Cypriots generally don’t “do” lineups. But on Thursday, when the entire nation seemed to be standing in a queue, we could all have been waiting for a London bus, so orderly and mild was everyone’s behaviour.
From my position a third of the way along a queue of about 40 people snaking along the pavement from the closed bank entrance, I got a sense of comradeship. We are all in this together. We are all uncomfortable. The noon sun is searing. We are all anxious. But above all, we are fed up. From what locals tell me, the past two weeks has been the worst time in Cyprus since the 1974 Turkish invasion.
We all crave normality. The presence of a security guard and police officer at the bank entrance is not normality for Cyprus. But these are not normal times.
We were all here for our money: those bits of paper inaccessible to Cypriots, because of emergency currency controls imposed during its banking crisis, for nearly two weeks.
After three prior announcements which turned out to be false, the banks finally reopened Thursday. This bank was the troubled Laiki. The thought of getting my hands on my cash under police escort was unsavoury. But I didn't trust what may happen the next day with Laiki, so I forced myself.
After two months away, I had returned to Cyprus on March 16, the very day that the news of a “haircut” (that is, a one-time tax) on all bank deposits was announced as part of a European Union bailout plan.
Of course I had been expecting cuts and hikes where it hurt back home on the island. The economy had been struggling. But few people anticipated what has transpired since the banks shut without warning and the real economy stalled. Tipped off by a friend, arriving at the airport I headed straight to the ATM and withdrew all the cash I could from one of my accounts. This was before limits were imposed. I stored it in a cunningly hidden evening bag in my apartment. It’s what I have been living on. Others have been doing the same.
Foreign pension payments destined for Cypriot bank accounts have been suspended indefinitely until things settle down – a tough penalty on an island heavily populated with foreign pensioners. As soon as the demise of Laiki became evident, those with ATM cards waited in long queues to seize what they could of their money. Bakeries offered freebies with each purchase so that customers’ euros could go further. On the other hand, the petrol stations all demanded cash, even though the island’s plastic transaction company was operating as usual.
At the same time life went on. I peeled a few notes from my carefully stashed wad of euros and went out with friends. We carpooled in order to conserve euro notes and to defy the petrol stations.
Meanwhile, the island waited as proposal after proposal about its future was thrashed out and shredded up in Brussels. The island's leaders suspected they were caught in the crossfire of bigger political machinations. Cyprus was being used as an example and its population could be sacrificed. At night I couldn’t concentrate on what I was reading. During the day I unconsciously worried at my cuticles.
The situation was even more surreal because I am a journalist. It was peculiar to have to report impassively on something so harrowing which I was living through personally.
Now the international media were watching and waiting as the midday opening hour approached at my bank. We are like animals in a zoo, I thought. They want blood. They want hair torn out. They want riots. I am delighted when nobody obliges them.
“Are the Russians and Chinese really going to invest here now?” I heard the woman in front of me say. There is a feeling that the EU has been harsh on Cyprus. In order to raise €5.8-billion, depositors with more than €100,000 will have some of their savings forcibly exchanged for bank shares.

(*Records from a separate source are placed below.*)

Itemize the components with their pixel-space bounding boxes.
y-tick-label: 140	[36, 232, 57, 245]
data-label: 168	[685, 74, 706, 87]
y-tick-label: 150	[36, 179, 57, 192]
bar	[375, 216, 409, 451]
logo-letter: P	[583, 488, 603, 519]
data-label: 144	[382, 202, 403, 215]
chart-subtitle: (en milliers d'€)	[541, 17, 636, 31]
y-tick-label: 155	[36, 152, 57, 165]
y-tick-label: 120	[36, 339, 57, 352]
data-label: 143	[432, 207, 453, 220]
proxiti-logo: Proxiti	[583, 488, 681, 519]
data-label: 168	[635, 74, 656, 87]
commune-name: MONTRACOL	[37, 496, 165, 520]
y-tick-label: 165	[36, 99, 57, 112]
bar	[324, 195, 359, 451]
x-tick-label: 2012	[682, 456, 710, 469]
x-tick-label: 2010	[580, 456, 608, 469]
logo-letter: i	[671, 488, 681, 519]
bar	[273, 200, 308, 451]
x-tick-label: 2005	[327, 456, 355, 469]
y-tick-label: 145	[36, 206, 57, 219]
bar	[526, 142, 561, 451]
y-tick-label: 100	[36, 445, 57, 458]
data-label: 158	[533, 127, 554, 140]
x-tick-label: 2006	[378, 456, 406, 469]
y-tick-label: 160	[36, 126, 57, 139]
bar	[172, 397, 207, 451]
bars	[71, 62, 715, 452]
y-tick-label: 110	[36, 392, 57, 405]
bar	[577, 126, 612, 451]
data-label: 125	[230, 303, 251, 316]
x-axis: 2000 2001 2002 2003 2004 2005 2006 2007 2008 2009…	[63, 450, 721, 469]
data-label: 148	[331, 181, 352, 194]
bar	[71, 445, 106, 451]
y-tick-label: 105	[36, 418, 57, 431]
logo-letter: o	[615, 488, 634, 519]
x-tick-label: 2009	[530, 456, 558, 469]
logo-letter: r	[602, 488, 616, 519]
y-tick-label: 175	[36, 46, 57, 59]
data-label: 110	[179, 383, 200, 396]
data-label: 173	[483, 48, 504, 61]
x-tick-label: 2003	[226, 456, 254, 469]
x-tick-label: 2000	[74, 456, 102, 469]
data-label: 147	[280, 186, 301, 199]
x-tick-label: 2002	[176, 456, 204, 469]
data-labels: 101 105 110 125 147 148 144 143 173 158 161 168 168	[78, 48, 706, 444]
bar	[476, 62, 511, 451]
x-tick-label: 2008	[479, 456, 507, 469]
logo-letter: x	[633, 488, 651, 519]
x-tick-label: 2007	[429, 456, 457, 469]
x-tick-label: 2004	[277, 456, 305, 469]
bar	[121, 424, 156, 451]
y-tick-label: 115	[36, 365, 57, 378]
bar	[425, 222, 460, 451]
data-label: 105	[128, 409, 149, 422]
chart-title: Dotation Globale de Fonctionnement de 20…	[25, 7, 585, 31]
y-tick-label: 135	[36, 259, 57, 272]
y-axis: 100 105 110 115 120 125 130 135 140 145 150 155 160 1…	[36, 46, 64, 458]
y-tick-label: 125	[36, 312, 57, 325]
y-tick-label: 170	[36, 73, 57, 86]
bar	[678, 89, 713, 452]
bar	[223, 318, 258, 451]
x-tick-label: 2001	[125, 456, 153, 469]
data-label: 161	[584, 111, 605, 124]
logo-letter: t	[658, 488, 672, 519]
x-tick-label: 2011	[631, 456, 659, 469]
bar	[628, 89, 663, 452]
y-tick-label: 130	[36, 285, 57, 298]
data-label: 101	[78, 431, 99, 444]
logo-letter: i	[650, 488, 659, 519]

But not all of this money is of the so-called black variety. It includes pension funds, university deposits and cash from house sales. When the dust settles, how long will it take for anyone have the confidence to invest here again? The economy is heavily dependent on services. Joblessness, already at a high, will rise.
The capital controls implemented to curb a cash flight are not pretty either. Withdrawals are limited to €300 a day. You can only take €1,000 when travelling abroad. Businesses have marginally fewer restrictions but big transactions must be examined by a committee.
Shortly after noon, the bank manager came out and politely advised us how things would work. Six people at a time would be permitted into the bank to carry out their transactions. Do we have any questions about restrictions? This was all relayed in Greek and then English.
Soon it was my turn. The security guard ushered me into a vestibule and closed the door behind me. On one side of the glass was the fast-growing queue of people. On the other, tellers dealt with customers under police surveillance.
“This makes me feel like a criminal,” I say to the guard.
Back home with my cash, I checked the online banking at my other Cypriot bank. A large transfer to the UK I futilely instructed on March 16 after I heard the haircut news had finally been executed that morning – 12 days later.
I felt relief. On the surface banking, the underpinning of our society, was back to normal. But it is a normality with an uncertain price tag.
Lucie Robson is a British-Canadian journalist who has lived and worked in Cyprus for eleven years. She works for local and international media on the island.